Do limite da propriedade em União da Serra, demarcado por cerca de arame farpado, se vê uma grande área arborizada, o sol se pondo por trás de uma colina e um trecho de mata fechada. A fotografia da paisagem no topo do morro tem uma figura estranha ao local: Jean Carlo Araldi dos Santos, 16 anos.
Sentado na grama, o estudante do segundo ano do Ensino Médio apoia o caderno sobre os livros. O estojo protege lápis, caneta e o aparelho celular que funciona a pleno somente no fim da trilha de um quilômetro, percorrida a pé para que o adolescente possa se conectar com os professores.
O pico da montanha é o único ponto com cobertura de internet no terreno em que ele vive, um sítio pertencente ao empregador de seu pai. O smartphone foi comprado para possibilitar o acesso às lições a distância, modelo adotado no Rio Grande do Sul desde março, quando os encontros presenciais nas escolas foram suspensos em razão da pandemia de coronavírus.
– Se começa a chover, eu não subo e acumula trabalho para o outro dia. Mas às vezes chove quando já estou no morro, e preciso estudar no meio dos raios. Isso quando a bateria do celular não acaba antes, e fica mais coisa acumulada – explica o aluno da Escola Estadual de Ensino Médio Ricardo Francisco Gasparin.
Enquanto o governo do Estado discute a volta das aulas presenciais, estudantes como Jean encaram as dificuldades do ensino remoto em locais com insuficiência na cobertura da rede de internet móvel. O esforço de Jean é semelhante ao de Alan Somavilla, 11 anos, que teve a história contada na última segunda-feira (24) em GaúchaZH: o menino sai de casa e vai até o meio da lavoura estudar em uma tenda improvisada pelos pais, medida que também visa ao acesso às tarefas escolares.
Jean Carlo mora na área rural de União da Serra, município localizado entre Serafina Corrêa e Guaporé, na serra gaúcha. A população estimada é de 1.156 habitantes, segundo o IBGE. Nos dias em que os trabalhos ficam atrasados, ele diz ficar no meio do potreiro até o anoitecer, retornando a casa após as 20h.
A casa com cômodos de madeira fornece o sustento da família. Como caseiro do espaço, o pai, Oscar Fernando dos Santos, recebe R$ 1,3 mil por mês. Com ajuda do filho, o homem de 43 anos se comunica pelo smartphone. Ele não tem autonomia para lidar com a tecnologia, pois não aprendeu a ler. A mãe estudou até a quarta série, e a escrita foi o auge alcançado na escola.
Após conviver com a rotina desgastante de estudos do filho, os pais decidiram investir quase 20% da renda mensal na compra de um receptor de internet via satélite. Os equipamentos de captação do sinal e o pacote vão custar, no primeiro ano, R$ 2,6 mil, e foram instalados nesta terça-feira (25). A velocidade, de 10 mega, possibilita acompanhar as lições do quarto.

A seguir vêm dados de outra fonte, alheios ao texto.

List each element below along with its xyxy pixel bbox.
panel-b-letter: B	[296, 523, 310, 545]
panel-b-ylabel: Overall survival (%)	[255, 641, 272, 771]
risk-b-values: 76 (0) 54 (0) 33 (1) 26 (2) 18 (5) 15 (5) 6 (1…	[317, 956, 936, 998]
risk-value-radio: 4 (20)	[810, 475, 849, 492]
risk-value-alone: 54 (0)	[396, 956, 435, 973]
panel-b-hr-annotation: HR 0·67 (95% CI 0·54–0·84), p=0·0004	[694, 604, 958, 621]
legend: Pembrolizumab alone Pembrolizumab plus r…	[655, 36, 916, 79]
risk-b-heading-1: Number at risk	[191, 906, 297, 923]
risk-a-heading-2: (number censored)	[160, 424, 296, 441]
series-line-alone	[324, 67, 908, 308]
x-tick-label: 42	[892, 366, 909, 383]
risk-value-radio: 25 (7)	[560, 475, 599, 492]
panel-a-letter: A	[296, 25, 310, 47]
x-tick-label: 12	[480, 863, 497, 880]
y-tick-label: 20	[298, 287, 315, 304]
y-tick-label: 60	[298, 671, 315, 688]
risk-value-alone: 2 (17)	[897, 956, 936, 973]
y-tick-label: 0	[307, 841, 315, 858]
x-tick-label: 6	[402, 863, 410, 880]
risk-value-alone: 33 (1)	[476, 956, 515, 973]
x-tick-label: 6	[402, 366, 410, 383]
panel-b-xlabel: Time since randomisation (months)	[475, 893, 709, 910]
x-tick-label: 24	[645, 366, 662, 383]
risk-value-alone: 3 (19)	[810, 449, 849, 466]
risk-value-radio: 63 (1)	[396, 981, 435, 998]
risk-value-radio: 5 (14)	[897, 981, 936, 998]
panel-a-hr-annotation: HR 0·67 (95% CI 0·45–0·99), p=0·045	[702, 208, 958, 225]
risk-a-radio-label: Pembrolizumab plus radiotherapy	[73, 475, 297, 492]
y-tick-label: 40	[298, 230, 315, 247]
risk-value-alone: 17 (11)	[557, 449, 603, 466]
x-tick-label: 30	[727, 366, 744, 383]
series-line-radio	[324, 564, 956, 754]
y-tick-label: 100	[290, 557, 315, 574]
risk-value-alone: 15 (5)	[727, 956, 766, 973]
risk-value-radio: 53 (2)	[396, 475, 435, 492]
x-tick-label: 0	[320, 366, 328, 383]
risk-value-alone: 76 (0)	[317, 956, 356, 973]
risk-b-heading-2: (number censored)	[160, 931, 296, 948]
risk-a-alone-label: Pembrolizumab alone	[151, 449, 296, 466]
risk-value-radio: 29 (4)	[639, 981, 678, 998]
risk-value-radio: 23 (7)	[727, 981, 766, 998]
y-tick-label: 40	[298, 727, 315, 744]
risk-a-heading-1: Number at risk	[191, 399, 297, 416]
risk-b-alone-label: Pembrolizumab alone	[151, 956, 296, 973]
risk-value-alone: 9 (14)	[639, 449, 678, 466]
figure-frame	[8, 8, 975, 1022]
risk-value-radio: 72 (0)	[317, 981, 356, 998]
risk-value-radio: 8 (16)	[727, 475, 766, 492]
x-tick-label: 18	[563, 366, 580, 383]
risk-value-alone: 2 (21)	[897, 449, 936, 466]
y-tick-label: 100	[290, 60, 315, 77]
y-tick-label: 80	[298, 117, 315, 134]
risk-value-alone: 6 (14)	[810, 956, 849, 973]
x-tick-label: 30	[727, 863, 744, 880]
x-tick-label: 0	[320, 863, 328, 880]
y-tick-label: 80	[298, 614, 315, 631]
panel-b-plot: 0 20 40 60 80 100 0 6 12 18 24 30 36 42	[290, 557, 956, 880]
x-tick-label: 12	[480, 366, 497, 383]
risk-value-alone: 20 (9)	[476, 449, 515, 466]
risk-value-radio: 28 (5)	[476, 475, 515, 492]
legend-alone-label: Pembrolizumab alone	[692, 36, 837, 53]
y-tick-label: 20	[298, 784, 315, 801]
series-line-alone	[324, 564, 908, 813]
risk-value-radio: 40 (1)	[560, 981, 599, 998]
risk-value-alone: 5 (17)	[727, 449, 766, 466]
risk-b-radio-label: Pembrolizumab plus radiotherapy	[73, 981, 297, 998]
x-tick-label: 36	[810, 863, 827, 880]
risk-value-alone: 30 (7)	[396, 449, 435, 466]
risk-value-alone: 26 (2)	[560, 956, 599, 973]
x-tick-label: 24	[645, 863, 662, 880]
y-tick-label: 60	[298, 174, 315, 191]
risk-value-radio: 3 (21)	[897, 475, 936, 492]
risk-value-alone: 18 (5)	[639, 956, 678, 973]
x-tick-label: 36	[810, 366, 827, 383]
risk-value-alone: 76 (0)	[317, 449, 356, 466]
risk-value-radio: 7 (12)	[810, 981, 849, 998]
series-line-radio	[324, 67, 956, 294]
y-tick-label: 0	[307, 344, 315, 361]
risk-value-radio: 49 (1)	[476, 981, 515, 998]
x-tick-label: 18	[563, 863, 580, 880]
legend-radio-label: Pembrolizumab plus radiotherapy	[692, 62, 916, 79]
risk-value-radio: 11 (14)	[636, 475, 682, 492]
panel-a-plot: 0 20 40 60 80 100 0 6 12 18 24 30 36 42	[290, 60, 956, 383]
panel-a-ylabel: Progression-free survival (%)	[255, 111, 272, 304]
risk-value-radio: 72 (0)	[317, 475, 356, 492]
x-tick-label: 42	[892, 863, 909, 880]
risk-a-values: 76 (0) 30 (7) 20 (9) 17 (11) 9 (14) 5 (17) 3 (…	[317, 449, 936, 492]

Mesmo afirmando que o valor é "bastante impactante" no orçamento, o caseiro não demonstra arrependimento.
– Sinto muito orgulho pelo meu filho ser tão dedicado. E o que eu puder fazer para ajudar, eu vou ajudar – define.
O estudante ainda não decidiu para qual curso pretende prestar vestibular, em 2021, mas demonstra interesse em mecânica. Em todas as falas, ele reforça que quer retribuir o investimento feito pela família:
– Se eu estudar bastante talvez eu possa conseguir um bom trabalho, planejar um bom futuro para mim. E ajudar meu pai e minha mãe, que estão sempre comigo, indo inclusive lá em cima às vezes, para não me deixar sozinho - agradece.